墨延露出一個瘋狂的笑意,心裡卻還是莫名的不舒服。
墨清歌,他也不能留了,墨清歌必須死!
於是,墨延將房間內的血跡簡單清理了一下,將王管家叫來了正堂。
「侯爺,有何吩咐嗎?」
墨延指骨緊蜷,面不改色道:「你派人去學院,將江嫣然叫回來。」
「叫江小姐回來嗎?」
江嫣然,是江氏唯一一個侄女,自幼無父無母,被江氏養了很多年,因為天賦過人,所以江氏待她還算不錯。
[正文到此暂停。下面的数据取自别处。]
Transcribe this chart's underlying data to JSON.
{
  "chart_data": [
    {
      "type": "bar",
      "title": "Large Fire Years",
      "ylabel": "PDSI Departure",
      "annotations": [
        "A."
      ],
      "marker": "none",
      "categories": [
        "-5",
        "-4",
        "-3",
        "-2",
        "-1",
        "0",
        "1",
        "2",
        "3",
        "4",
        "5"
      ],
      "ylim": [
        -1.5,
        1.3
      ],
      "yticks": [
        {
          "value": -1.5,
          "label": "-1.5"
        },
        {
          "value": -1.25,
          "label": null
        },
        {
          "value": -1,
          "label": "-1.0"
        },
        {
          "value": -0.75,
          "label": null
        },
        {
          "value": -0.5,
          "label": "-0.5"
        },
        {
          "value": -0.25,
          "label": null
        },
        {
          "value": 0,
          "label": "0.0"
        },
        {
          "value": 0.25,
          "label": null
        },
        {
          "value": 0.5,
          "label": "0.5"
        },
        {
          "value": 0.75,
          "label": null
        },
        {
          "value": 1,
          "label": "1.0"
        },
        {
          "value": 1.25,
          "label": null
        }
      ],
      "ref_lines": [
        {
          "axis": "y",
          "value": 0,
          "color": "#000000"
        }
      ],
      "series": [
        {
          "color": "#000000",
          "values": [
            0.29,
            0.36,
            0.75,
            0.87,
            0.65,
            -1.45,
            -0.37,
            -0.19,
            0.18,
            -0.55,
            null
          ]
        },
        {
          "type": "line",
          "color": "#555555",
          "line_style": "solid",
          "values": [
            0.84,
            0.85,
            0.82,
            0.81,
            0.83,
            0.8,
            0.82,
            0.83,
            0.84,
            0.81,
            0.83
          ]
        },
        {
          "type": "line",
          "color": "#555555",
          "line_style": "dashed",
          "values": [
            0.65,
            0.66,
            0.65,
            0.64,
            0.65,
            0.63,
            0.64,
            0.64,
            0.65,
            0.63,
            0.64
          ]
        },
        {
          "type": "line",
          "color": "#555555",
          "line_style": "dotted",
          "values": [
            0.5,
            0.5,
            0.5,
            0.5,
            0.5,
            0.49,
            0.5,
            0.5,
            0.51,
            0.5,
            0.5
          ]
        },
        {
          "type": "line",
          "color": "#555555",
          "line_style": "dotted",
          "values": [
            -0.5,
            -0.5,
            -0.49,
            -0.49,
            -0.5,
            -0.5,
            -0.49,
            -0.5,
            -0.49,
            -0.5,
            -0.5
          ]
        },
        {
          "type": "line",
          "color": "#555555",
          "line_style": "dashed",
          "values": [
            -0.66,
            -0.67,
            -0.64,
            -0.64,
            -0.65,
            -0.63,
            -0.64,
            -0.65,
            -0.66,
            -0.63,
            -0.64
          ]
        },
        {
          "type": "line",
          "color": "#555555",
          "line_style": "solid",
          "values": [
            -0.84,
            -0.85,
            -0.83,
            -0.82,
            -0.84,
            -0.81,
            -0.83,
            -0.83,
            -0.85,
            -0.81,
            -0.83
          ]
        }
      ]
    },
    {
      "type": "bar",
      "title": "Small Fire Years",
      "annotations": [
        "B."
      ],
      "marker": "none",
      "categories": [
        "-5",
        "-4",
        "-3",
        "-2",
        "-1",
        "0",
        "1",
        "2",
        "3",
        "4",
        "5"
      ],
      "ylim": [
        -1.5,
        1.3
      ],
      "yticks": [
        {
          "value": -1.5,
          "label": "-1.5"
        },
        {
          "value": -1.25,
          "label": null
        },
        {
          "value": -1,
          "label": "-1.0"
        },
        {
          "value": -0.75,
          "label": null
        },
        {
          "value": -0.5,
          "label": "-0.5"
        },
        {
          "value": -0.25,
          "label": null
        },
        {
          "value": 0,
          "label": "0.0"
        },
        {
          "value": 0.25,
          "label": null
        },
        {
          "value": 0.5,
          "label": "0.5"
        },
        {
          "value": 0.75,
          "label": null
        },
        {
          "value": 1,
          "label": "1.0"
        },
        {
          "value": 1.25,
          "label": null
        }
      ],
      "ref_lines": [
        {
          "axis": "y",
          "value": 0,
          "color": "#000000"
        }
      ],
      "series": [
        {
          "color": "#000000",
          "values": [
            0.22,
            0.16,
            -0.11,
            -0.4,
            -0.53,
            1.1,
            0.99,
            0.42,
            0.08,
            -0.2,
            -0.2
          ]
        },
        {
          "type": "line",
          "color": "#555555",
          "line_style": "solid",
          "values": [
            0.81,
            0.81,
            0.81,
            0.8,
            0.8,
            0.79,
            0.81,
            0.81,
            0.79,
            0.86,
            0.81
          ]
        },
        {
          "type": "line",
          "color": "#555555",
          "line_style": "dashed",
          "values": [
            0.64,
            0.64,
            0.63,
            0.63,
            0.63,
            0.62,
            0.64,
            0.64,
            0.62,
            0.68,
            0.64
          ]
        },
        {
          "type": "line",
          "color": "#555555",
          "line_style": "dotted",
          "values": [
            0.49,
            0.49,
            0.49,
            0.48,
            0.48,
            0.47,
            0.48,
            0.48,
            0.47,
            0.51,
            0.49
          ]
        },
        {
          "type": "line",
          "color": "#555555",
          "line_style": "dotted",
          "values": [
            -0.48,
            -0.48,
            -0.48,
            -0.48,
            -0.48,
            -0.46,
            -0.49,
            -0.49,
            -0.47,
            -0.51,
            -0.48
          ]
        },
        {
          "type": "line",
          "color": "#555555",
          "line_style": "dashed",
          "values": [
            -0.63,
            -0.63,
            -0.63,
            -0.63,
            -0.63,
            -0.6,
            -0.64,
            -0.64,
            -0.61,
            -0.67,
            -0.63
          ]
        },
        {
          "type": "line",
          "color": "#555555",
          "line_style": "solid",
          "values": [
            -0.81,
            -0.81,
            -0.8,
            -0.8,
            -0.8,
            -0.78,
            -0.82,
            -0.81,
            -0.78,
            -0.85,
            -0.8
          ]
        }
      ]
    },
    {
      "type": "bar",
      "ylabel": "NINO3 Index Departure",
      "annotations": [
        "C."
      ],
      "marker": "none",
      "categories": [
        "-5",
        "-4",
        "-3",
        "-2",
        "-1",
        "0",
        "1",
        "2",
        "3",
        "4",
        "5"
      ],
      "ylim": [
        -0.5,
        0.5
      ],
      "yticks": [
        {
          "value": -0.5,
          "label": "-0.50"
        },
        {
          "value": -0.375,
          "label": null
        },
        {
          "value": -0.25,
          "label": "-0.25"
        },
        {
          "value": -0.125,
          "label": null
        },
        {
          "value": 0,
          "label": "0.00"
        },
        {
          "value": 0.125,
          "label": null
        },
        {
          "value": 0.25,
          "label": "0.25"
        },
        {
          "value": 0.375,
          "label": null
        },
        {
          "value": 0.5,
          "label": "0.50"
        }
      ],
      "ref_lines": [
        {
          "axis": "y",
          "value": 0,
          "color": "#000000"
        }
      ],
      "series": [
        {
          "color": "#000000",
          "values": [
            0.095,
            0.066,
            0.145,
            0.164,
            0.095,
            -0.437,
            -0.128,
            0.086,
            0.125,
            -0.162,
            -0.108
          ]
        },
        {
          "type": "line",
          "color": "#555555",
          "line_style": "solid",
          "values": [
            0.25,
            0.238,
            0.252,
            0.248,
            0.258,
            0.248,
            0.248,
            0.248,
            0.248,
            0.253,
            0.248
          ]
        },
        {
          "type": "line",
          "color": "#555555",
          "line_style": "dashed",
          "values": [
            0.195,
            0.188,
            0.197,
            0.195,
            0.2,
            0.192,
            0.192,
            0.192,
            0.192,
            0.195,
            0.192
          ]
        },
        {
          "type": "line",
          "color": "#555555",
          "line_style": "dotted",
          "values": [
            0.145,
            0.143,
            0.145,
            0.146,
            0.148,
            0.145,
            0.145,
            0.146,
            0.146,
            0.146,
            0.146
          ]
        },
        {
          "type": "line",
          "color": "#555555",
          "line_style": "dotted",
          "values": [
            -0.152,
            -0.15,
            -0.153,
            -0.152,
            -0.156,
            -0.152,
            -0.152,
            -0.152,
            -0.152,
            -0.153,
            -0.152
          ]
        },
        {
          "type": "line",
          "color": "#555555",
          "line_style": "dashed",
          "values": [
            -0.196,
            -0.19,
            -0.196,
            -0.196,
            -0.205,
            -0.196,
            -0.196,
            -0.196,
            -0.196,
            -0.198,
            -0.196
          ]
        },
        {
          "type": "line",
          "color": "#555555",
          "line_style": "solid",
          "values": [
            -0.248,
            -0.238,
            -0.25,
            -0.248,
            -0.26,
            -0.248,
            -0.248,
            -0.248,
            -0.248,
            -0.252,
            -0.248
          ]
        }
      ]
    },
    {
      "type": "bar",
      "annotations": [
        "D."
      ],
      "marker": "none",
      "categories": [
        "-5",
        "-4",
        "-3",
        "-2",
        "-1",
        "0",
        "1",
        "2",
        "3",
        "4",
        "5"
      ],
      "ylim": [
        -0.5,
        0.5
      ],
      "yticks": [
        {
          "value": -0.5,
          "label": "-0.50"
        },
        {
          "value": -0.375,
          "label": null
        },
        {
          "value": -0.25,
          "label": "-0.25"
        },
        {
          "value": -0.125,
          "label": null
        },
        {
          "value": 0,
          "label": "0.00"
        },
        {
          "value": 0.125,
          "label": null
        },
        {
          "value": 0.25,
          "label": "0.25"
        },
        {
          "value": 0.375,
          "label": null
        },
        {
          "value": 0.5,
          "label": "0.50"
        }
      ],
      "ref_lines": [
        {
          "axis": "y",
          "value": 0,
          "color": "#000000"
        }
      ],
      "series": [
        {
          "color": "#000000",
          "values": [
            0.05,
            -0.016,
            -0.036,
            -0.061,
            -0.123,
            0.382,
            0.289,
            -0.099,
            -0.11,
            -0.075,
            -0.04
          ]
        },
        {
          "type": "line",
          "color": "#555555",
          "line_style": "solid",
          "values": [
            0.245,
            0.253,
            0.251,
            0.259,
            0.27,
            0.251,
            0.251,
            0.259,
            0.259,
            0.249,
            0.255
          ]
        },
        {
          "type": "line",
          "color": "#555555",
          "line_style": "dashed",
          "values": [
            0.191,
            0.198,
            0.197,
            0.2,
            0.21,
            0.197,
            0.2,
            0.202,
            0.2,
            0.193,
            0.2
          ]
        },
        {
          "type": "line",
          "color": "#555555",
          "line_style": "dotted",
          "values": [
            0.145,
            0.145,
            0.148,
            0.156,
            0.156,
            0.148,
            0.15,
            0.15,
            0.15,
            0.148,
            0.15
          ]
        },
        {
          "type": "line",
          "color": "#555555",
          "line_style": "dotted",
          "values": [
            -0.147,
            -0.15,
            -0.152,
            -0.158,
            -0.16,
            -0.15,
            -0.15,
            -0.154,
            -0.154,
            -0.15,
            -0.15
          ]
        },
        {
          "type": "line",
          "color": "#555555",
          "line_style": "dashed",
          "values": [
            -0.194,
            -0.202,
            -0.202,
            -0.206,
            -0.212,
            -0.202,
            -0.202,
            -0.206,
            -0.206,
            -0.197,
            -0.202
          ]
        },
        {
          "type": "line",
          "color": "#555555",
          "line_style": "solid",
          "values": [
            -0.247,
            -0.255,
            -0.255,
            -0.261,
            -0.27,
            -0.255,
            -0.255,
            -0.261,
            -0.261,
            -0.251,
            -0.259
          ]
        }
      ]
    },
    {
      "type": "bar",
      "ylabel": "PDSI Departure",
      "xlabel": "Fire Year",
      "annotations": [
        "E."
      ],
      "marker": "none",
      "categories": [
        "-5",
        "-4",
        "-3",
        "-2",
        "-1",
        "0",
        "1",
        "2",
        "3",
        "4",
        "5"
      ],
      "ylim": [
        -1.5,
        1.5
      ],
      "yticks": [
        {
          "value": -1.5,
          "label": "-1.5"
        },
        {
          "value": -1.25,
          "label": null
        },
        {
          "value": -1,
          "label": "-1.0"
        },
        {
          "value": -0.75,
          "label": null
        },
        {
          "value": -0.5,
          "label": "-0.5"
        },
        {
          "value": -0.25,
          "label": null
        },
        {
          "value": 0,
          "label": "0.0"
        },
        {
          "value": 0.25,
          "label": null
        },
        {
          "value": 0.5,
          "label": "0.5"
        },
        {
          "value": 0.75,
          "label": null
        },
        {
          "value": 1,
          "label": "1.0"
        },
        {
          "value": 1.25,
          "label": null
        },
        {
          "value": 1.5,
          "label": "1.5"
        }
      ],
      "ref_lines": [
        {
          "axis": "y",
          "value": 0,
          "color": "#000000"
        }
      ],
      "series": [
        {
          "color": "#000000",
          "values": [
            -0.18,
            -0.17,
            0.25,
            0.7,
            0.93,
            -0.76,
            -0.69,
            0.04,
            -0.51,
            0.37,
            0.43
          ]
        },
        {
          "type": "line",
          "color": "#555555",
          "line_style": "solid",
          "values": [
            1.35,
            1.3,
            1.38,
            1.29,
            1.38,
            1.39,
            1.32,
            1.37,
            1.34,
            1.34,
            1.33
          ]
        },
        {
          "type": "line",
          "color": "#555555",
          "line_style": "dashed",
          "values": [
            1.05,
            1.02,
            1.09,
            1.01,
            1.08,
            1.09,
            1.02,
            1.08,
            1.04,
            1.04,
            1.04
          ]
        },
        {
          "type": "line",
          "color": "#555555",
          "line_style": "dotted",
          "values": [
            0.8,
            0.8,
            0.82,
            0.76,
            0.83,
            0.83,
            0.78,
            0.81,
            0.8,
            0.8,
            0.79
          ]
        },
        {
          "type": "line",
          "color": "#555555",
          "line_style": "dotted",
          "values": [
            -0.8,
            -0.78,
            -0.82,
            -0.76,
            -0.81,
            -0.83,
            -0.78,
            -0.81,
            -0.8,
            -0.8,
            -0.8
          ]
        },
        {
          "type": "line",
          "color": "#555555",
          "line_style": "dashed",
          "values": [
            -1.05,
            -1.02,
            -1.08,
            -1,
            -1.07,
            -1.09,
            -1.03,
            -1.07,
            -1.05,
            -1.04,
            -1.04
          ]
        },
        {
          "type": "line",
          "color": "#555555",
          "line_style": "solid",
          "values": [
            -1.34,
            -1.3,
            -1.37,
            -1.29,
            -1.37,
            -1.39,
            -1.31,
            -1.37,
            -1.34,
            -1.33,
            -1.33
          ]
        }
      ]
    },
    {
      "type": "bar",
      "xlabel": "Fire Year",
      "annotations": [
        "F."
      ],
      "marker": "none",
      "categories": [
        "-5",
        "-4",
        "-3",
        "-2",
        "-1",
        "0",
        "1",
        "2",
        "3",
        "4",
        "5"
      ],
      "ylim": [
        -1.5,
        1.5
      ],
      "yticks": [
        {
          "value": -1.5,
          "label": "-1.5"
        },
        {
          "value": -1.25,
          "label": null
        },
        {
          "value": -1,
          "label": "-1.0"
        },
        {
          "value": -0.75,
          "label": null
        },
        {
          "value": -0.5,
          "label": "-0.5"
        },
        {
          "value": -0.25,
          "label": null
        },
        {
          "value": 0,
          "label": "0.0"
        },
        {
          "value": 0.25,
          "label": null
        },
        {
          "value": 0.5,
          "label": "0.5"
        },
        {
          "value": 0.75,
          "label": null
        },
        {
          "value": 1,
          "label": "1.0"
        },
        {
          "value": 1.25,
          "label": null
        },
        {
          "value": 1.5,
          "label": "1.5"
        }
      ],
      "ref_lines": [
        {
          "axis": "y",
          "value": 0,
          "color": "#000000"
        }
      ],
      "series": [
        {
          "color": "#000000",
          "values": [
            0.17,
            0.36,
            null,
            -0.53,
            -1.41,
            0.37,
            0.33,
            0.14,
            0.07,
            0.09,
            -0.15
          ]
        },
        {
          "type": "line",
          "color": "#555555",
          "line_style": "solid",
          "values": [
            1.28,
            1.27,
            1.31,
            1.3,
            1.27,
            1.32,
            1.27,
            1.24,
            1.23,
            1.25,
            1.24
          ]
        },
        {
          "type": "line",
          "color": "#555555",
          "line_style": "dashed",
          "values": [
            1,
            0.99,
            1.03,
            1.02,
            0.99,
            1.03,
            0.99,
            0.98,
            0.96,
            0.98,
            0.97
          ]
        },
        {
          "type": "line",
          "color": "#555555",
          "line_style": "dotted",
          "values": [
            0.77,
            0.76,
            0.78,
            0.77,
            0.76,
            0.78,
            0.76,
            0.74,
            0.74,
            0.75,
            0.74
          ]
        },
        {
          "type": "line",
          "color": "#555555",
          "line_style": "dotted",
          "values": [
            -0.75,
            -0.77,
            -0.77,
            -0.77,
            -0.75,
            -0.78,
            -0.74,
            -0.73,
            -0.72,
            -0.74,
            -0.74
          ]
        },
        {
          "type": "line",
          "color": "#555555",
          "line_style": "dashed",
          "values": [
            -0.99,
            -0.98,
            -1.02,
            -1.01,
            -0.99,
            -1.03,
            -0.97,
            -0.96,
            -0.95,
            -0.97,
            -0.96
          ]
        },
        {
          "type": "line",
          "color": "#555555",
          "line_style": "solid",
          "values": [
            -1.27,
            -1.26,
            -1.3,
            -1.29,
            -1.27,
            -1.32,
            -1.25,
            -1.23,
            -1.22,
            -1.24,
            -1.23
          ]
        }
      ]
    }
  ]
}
早在一年前,江嫣然就被招去了北星學院,還被煉丹大師洛彬收為首徒。
洛彬大師,不僅煉丹術卓越,也早進階玄王境多年,能夠看上江嫣然作為自己的首徒,也算是她的榮幸了。
因而,江嫣然的背景,說起來還是挺強大的!
「沒錯。」墨延點了點頭,「就說,她姨娘被墨清歌殘忍殺害了,妹妹也被墨清歌害得癱瘓!」
「是!」
墨延冷哼一聲,面容露出一個極為變態的笑意。
洛彬如此疼愛這個徒兒,江嫣然的家人被殺害,洛彬一定不會坐視不理的。
一個玄王強者,若是震怒起來,別說一個墨清歌,就算是整個帝國,也能瞬間毀滅!
放眼東燼國,只有當今聖上擁有玄王實力,而墨王,雖據說也是玄王的實力,但畢竟年輕,且寒毒侵身,根本不可能發揮出玄王的實力來。
若是洛彬大師出手,看還有誰能護得住墨清歌那個廢物!
…………
安平侯府。
二房那邊,聽聞了江氏的死訊,也是久久都意難平。
「母親,墨清歌實在太可怕了。」墨琳琅的語氣,還有些驚恐,「剛剛,女兒去看了眼三夫人的屍體……」
那慘烈之狀,已經無法用語言來形容了,險些讓她吐出來了。
「真不知,墨清歌怎麼像是突然變了個人,連三房的宅院都被燒了。」墨琳琅有些著急了,「母親,你說接下來,她會不會來對付我們?」
二夫人冷哼一聲:「一個草包罷了,能有什麼能耐?不過是藉助墨王府的勢力,得以囂張一時半會,三房不過也是一窩的草包,被殺了,也是活該!」
聽母親這麼說,墨琳琅才安心許多,點了點頭:「母親說的沒錯,那我們接下來怎麼辦?難道要眼睜睜看著那個廢物嫁給墨王嗎?」
她一直愛慕墨王,而墨王始終不肯看她一眼,反而看上了墨清歌那個廢物醜女!
論姿色,論身材,論實力,她樣樣都碾壓墨清歌的啊!
「隔岸觀火。」二夫人倒是很淡然,「你別忘了,還有一個江嫣然,江嫣然跟三房的關係,還是很密切的,她不可能袖手旁觀的!」
「是啊。」墨琳琅頓時眼前一亮,「嫣然姐姐那麼厲害,還有一個強大的師父。」
江氏遇害,墨青娥被害得癱瘓,以江嫣然的性子,定會將墨清歌千刀萬剮了。
墨王就算再強大,也不可能為了一個草包,去得罪洛彬這樣一個煉丹大師吧。
而他們唯一能做的,就是旁敲側擊地在江嫣然面前,激化矛盾,讓墨清歌死的更慘,到時候,就等著坐收漁利吧!
…………
從三房繳獲了一大筆財產,兄妹二人低調回了王府,一時之間心情大好。
三個大箱子,擺在殿內,裡面滿滿當當地裝著黃金、珠寶,以及各種珠玉。
可見這些年,墨延對三房的寵愛,真是一點也不少呢!
墨清歌倒不是缺這點錢,她如今已經能煉製出許多丹藥,隨便一顆拿去拍賣,都比這些贓款要多。
但她就是不想讓侯府好過!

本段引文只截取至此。